When I saw I was one of just four women entering the theatre screening Call Center, I panicked a bit. Both for my safety and for the film's. "How bad can things get?" I wondered.
I was reassured about my personal safety by the fact that barely a fifth of the seats were occupied (this, on the fourth day of the film's release). Which led me to wonder again, "How bad can things get?"
Call Center actually starts off allright. Krishna (Vamsi Krishna), a responsible young man from a village, lands a plum job at a Call Center in Hyderabad. So does his childhood friend Swathi, and they both set off for Hyderabad.
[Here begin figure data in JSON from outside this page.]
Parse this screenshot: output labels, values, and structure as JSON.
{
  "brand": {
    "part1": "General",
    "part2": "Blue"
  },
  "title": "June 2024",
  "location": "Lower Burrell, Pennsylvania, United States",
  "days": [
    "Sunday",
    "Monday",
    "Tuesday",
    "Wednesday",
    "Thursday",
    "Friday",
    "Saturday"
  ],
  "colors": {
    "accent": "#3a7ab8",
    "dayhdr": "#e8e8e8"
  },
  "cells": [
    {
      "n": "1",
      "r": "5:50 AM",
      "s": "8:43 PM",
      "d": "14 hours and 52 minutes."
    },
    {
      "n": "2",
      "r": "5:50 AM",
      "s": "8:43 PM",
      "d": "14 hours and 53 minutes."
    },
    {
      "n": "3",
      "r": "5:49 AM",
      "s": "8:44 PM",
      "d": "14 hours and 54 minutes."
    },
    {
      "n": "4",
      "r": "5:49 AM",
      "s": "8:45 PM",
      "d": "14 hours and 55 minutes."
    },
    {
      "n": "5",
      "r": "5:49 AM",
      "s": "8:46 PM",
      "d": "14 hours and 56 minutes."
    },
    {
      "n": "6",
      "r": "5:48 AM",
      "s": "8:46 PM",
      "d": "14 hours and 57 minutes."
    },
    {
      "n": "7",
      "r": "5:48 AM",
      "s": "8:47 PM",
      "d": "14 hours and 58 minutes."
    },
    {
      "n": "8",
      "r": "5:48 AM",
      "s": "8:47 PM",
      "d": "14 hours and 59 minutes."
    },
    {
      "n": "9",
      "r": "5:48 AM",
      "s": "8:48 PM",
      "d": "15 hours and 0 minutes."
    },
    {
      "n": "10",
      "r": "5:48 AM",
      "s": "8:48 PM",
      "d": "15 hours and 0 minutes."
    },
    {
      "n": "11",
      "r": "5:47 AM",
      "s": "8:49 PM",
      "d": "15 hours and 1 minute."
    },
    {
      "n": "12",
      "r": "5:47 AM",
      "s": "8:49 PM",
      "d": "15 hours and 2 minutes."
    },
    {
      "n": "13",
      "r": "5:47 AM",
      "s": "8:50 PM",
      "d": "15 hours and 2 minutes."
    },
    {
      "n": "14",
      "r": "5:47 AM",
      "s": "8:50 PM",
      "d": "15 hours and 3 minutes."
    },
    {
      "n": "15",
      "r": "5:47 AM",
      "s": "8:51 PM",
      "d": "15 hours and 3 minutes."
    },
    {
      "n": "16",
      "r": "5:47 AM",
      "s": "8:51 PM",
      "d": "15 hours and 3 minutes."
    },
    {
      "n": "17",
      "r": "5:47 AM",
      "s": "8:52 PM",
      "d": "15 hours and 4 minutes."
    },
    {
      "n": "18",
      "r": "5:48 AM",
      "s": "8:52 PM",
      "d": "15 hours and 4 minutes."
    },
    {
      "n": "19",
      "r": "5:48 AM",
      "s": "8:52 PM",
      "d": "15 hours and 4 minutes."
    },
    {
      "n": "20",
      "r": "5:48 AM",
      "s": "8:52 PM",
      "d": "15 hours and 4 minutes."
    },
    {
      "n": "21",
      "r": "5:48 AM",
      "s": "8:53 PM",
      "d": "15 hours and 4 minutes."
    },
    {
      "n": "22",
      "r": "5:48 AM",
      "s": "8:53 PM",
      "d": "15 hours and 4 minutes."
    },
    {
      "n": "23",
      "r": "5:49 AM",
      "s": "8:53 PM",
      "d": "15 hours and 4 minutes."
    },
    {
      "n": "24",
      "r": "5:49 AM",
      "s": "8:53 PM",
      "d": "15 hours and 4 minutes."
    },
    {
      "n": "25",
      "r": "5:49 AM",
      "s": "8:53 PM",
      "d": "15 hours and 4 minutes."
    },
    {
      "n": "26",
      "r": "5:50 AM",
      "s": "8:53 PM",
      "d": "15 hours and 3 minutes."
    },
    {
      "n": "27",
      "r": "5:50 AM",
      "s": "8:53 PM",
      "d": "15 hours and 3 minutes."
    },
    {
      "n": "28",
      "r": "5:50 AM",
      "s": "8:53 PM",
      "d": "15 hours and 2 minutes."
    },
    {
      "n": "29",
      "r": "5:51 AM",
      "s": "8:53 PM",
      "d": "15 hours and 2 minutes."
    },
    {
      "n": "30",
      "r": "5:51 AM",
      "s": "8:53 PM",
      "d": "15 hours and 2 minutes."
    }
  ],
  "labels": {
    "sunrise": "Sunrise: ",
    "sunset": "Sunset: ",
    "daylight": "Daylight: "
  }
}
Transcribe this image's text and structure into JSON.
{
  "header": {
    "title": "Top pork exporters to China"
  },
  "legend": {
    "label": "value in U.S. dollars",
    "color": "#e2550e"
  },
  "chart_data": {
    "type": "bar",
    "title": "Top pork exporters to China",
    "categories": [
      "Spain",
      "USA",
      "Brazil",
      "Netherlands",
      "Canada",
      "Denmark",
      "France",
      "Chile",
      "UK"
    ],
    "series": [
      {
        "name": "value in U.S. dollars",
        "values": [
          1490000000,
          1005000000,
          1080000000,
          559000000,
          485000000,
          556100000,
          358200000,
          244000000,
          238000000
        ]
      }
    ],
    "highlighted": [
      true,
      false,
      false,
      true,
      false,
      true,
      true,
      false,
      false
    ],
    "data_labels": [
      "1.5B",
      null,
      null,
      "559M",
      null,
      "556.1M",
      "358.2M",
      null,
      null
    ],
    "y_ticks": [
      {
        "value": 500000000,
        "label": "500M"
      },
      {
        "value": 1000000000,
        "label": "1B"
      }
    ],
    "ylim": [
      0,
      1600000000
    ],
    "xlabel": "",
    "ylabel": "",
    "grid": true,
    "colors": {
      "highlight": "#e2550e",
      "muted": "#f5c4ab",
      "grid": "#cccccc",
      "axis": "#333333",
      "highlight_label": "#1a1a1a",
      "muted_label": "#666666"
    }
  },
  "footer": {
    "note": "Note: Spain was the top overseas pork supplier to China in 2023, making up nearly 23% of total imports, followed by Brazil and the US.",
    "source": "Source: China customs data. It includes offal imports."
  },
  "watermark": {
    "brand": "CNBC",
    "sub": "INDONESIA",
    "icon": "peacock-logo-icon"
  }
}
In this Call Center, they find themselves in the midst of a culture shock when they are exposed to the "Western" culture, by which we mean one where guys and girls generally smoke, drink, and make out with one another. Swathi is outraged and hurt as Krishna buys into the new way of life, even neglecting his parents' financial needs back in the village. The film then takes you through how Krishna realizes his mistake and becomes a manchi baaludu once more.
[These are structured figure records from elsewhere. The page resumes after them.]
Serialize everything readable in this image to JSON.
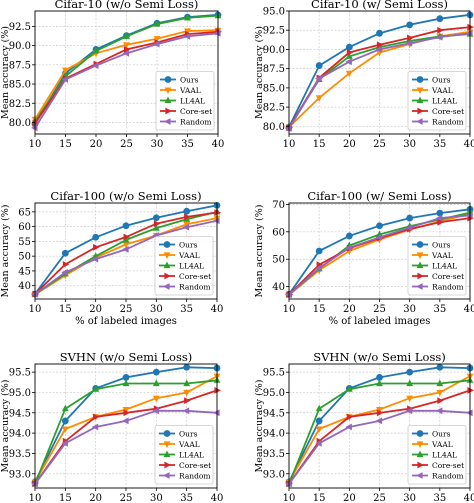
{
  "colors": {
    "Ours": "#1f77b4",
    "VAAL": "#ff8c00",
    "LL4AL": "#2ca02c",
    "Core-set": "#d62728",
    "Random": "#9467bd"
  },
  "legend_placement": "bottom-right",
  "chart_data": [
    {
      "type": "line",
      "title": "Cifar-10 (w/o Semi Loss)",
      "xlabel": "% of labeled images",
      "ylabel": "Mean accuracy (%)",
      "x": [
        10,
        15,
        20,
        25,
        30,
        35,
        40
      ],
      "xlim": [
        10,
        40
      ],
      "ylim": [
        78.5,
        94.5
      ],
      "yticks": [
        80.0,
        82.5,
        85.0,
        87.5,
        90.0,
        92.5
      ],
      "xticks": [
        10,
        15,
        20,
        25,
        30,
        35,
        40
      ],
      "show_xlabel": false,
      "show_legend": true,
      "series": [
        {
          "name": "Ours",
          "values": [
            79.8,
            86.4,
            89.5,
            91.3,
            92.9,
            93.7,
            94.0
          ]
        },
        {
          "name": "VAAL",
          "values": [
            80.4,
            86.8,
            89.0,
            90.1,
            90.9,
            91.9,
            92.0
          ]
        },
        {
          "name": "LL4AL",
          "values": [
            80.1,
            86.0,
            89.3,
            91.2,
            92.8,
            93.6,
            93.9
          ]
        },
        {
          "name": "Core-set",
          "values": [
            79.9,
            85.7,
            87.6,
            89.5,
            90.4,
            91.5,
            91.8
          ]
        },
        {
          "name": "Random",
          "values": [
            79.3,
            85.6,
            87.4,
            89.0,
            90.2,
            91.2,
            91.6
          ]
        }
      ]
    },
    {
      "type": "line",
      "title": "Cifar-10 (w/ Semi Loss)",
      "xlabel": "% of labeled images",
      "ylabel": "Mean accuracy (%)",
      "x": [
        10,
        15,
        20,
        25,
        30,
        35,
        40
      ],
      "xlim": [
        10,
        40
      ],
      "ylim": [
        79.0,
        95.0
      ],
      "yticks": [
        80.0,
        82.5,
        85.0,
        87.5,
        90.0,
        92.5,
        95.0
      ],
      "xticks": [
        10,
        15,
        20,
        25,
        30,
        35,
        40
      ],
      "show_xlabel": false,
      "show_legend": true,
      "series": [
        {
          "name": "Ours",
          "values": [
            79.9,
            87.9,
            90.3,
            92.1,
            93.2,
            94.0,
            94.5
          ]
        },
        {
          "name": "VAAL",
          "values": [
            79.9,
            83.7,
            86.9,
            89.6,
            90.7,
            91.7,
            92.3
          ]
        },
        {
          "name": "LL4AL",
          "values": [
            79.8,
            86.1,
            89.1,
            90.3,
            91.1,
            91.7,
            92.0
          ]
        },
        {
          "name": "Core-set",
          "values": [
            79.8,
            86.3,
            89.6,
            90.6,
            91.5,
            92.5,
            92.9
          ]
        },
        {
          "name": "Random",
          "values": [
            79.7,
            86.2,
            88.4,
            90.0,
            90.8,
            91.6,
            92.1
          ]
        }
      ]
    },
    {
      "type": "line",
      "title": "Cifar-100 (w/o Semi Loss)",
      "xlabel": "% of labeled images",
      "ylabel": "Mean accuracy (%)",
      "x": [
        10,
        15,
        20,
        25,
        30,
        35,
        40
      ],
      "xlim": [
        10,
        40
      ],
      "ylim": [
        35.5,
        68.0
      ],
      "yticks": [
        40,
        45,
        50,
        55,
        60,
        65
      ],
      "xticks": [
        10,
        15,
        20,
        25,
        30,
        35,
        40
      ],
      "show_xlabel": true,
      "show_legend": true,
      "series": [
        {
          "name": "Ours",
          "values": [
            37.2,
            51.0,
            56.4,
            60.3,
            63.0,
            65.2,
            67.2
          ]
        },
        {
          "name": "VAAL",
          "values": [
            37.0,
            43.5,
            49.5,
            54.0,
            57.0,
            60.8,
            62.9
          ]
        },
        {
          "name": "LL4AL",
          "values": [
            37.1,
            44.0,
            50.0,
            55.5,
            59.5,
            62.5,
            65.0
          ]
        },
        {
          "name": "Core-set",
          "values": [
            37.2,
            47.2,
            53.0,
            56.5,
            61.0,
            63.3,
            64.8
          ]
        },
        {
          "name": "Random",
          "values": [
            37.1,
            44.5,
            49.0,
            52.3,
            57.0,
            59.8,
            62.0
          ]
        }
      ]
    },
    {
      "type": "line",
      "title": "Cifar-100 (w/ Semi Loss)",
      "xlabel": "% of labeled images",
      "ylabel": "Mean accuracy (%)",
      "x": [
        10,
        15,
        20,
        25,
        30,
        35,
        40
      ],
      "xlim": [
        10,
        40
      ],
      "ylim": [
        35.5,
        70.5
      ],
      "yticks": [
        40,
        50,
        60,
        70
      ],
      "xticks": [
        10,
        15,
        20,
        25,
        30,
        35,
        40
      ],
      "show_xlabel": true,
      "show_legend": true,
      "series": [
        {
          "name": "Ours",
          "values": [
            37.2,
            53.0,
            58.5,
            62.2,
            65.0,
            66.8,
            68.2
          ]
        },
        {
          "name": "VAAL",
          "values": [
            37.0,
            46.0,
            53.0,
            57.2,
            60.8,
            63.8,
            66.5
          ]
        },
        {
          "name": "LL4AL",
          "values": [
            37.1,
            46.5,
            55.0,
            59.0,
            62.0,
            64.5,
            67.0
          ]
        },
        {
          "name": "Core-set",
          "values": [
            37.1,
            48.0,
            54.0,
            57.7,
            61.0,
            63.5,
            65.0
          ]
        },
        {
          "name": "Random",
          "values": [
            37.0,
            46.8,
            54.2,
            58.0,
            61.5,
            65.0,
            66.0
          ]
        }
      ]
    },
    {
      "type": "line",
      "title": "SVHN (w/o Semi Loss)",
      "xlabel": "% of labeled images",
      "ylabel": "Mean accuracy (%)",
      "x": [
        10,
        15,
        20,
        25,
        30,
        35,
        40
      ],
      "xlim": [
        10,
        40
      ],
      "ylim": [
        92.65,
        95.7
      ],
      "yticks": [
        93.0,
        93.5,
        94.0,
        94.5,
        95.0,
        95.5
      ],
      "xticks": [
        10,
        15,
        20,
        25,
        30,
        35,
        40
      ],
      "show_xlabel": true,
      "show_legend": true,
      "series": [
        {
          "name": "Ours",
          "values": [
            92.8,
            94.3,
            95.1,
            95.37,
            95.5,
            95.62,
            95.6
          ]
        },
        {
          "name": "VAAL",
          "values": [
            92.8,
            94.1,
            94.4,
            94.58,
            94.86,
            95.0,
            95.4
          ]
        },
        {
          "name": "LL4AL",
          "values": [
            92.75,
            94.6,
            95.08,
            95.22,
            95.22,
            95.22,
            95.3
          ]
        },
        {
          "name": "Core-set",
          "values": [
            92.75,
            93.8,
            94.4,
            94.5,
            94.6,
            94.8,
            95.05
          ]
        },
        {
          "name": "Random",
          "values": [
            92.75,
            93.75,
            94.15,
            94.3,
            94.55,
            94.55,
            94.5
          ]
        }
      ]
    },
    {
      "type": "line",
      "title": "SVHN (w/o Semi Loss)",
      "xlabel": "% of labeled images",
      "ylabel": "Mean accuracy (%)",
      "x": [
        10,
        15,
        20,
        25,
        30,
        35,
        40
      ],
      "xlim": [
        10,
        40
      ],
      "ylim": [
        92.65,
        95.7
      ],
      "yticks": [
        93.0,
        93.5,
        94.0,
        94.5,
        95.0,
        95.5
      ],
      "xticks": [
        10,
        15,
        20,
        25,
        30,
        35,
        40
      ],
      "show_xlabel": true,
      "show_legend": true,
      "series": [
        {
          "name": "Ours",
          "values": [
            92.8,
            94.3,
            95.1,
            95.37,
            95.5,
            95.62,
            95.6
          ]
        },
        {
          "name": "VAAL",
          "values": [
            92.8,
            94.1,
            94.4,
            94.58,
            94.86,
            95.0,
            95.4
          ]
        },
        {
          "name": "LL4AL",
          "values": [
            92.75,
            94.6,
            95.08,
            95.22,
            95.22,
            95.22,
            95.3
          ]
        },
        {
          "name": "Core-set",
          "values": [
            92.75,
            93.8,
            94.4,
            94.5,
            94.6,
            94.8,
            95.05
          ]
        },
        {
          "name": "Random",
          "values": [
            92.75,
            93.75,
            94.15,
            94.3,
            94.55,
            94.55,
            94.5
          ]
        }
      ]
    }
  ]
}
Frankly, Call Center does not even merit a discussion on its so-called moral message for the 'youth' that it is supposed to be targeting. Even if you suspend reason for a minute and assume that its moral judgement of cigarettes, booze and kisses is absolutely the need of the hour, the movie is just plain tacky. It tries to grab attention (we wonder whose) by being vulgar, with a few lewd jokes, some censored (but obviously obvious) dialogues, and some really cold kisses. Sadly, no one's likely to fall for it. The attempt falls flat on its face and looks ridiculous.
Then again, there are some places in which the film actually takes itself seriously. And needless to say, goes wrong, with comical results. Sample this: "Agaroththulu veliginche ammayilanthaa manchi vaallu kaadu. Cigarettlu veliginche ammayilantha chedda vaalluu kaadu."
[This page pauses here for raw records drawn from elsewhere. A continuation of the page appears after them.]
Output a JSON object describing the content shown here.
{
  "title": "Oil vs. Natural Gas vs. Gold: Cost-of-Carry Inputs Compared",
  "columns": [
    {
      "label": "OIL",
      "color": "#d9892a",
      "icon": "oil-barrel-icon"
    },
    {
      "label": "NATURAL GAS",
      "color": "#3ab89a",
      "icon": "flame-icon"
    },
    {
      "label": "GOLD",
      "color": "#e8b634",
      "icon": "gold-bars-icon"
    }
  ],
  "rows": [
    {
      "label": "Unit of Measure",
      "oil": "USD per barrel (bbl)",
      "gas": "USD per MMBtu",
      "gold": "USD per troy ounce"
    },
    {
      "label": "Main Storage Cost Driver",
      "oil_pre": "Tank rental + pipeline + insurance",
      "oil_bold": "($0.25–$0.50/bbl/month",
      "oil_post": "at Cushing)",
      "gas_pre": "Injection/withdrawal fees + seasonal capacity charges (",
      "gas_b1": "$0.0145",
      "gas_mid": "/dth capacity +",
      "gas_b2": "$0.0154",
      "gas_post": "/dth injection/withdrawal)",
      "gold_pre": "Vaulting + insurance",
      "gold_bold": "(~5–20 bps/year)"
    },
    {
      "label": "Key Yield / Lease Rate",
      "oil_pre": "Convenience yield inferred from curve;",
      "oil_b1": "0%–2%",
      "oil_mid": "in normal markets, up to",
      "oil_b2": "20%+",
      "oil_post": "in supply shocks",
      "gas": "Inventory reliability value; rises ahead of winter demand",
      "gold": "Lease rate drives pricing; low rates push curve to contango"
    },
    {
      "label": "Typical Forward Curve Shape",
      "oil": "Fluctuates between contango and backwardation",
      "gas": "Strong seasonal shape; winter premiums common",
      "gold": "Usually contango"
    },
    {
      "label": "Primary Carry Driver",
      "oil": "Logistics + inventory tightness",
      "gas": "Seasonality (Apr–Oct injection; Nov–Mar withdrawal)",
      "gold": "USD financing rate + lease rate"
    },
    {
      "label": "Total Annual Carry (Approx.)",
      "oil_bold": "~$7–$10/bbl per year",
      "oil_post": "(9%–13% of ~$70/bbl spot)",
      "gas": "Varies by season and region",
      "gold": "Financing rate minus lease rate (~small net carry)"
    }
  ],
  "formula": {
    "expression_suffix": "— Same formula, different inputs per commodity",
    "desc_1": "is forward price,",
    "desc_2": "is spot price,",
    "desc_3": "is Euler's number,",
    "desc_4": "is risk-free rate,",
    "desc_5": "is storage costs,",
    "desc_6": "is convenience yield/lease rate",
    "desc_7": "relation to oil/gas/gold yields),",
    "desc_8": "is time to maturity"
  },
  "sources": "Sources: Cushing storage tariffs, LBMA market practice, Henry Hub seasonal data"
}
Speaking of the cast, except for Vamsi Krishna who will probably end up full-time in this genre of films (whatever you choose to call it), no one has bothered to act. It's hard to distinguish one girl from another, given they all were brought in from some obscure modelling agency in Mumbai, save the leading lady who looks like she was brought in from some obscure modelling agency in south-east Asia.
The guys overact and generally throw around dialogues that involve "enjoying" a girl. All the characters are mostly the willing-to-make-out-on-an-office-desk kind of horny or corny or whatever you want to call them, but a few are also of the eeks-how-can-a-guy-and-girl-even-kiss variety.
The music is passable, the screenplay and visuals not even so. Watch Call Center if you enjoy those it's-so-bad-it's-good kind of movies - movies where you entertain yourself and smile indulgently at the stupidity of the proceedings, and that make you feel like an intellectually, aesthetically superior being when compared to whoever made them.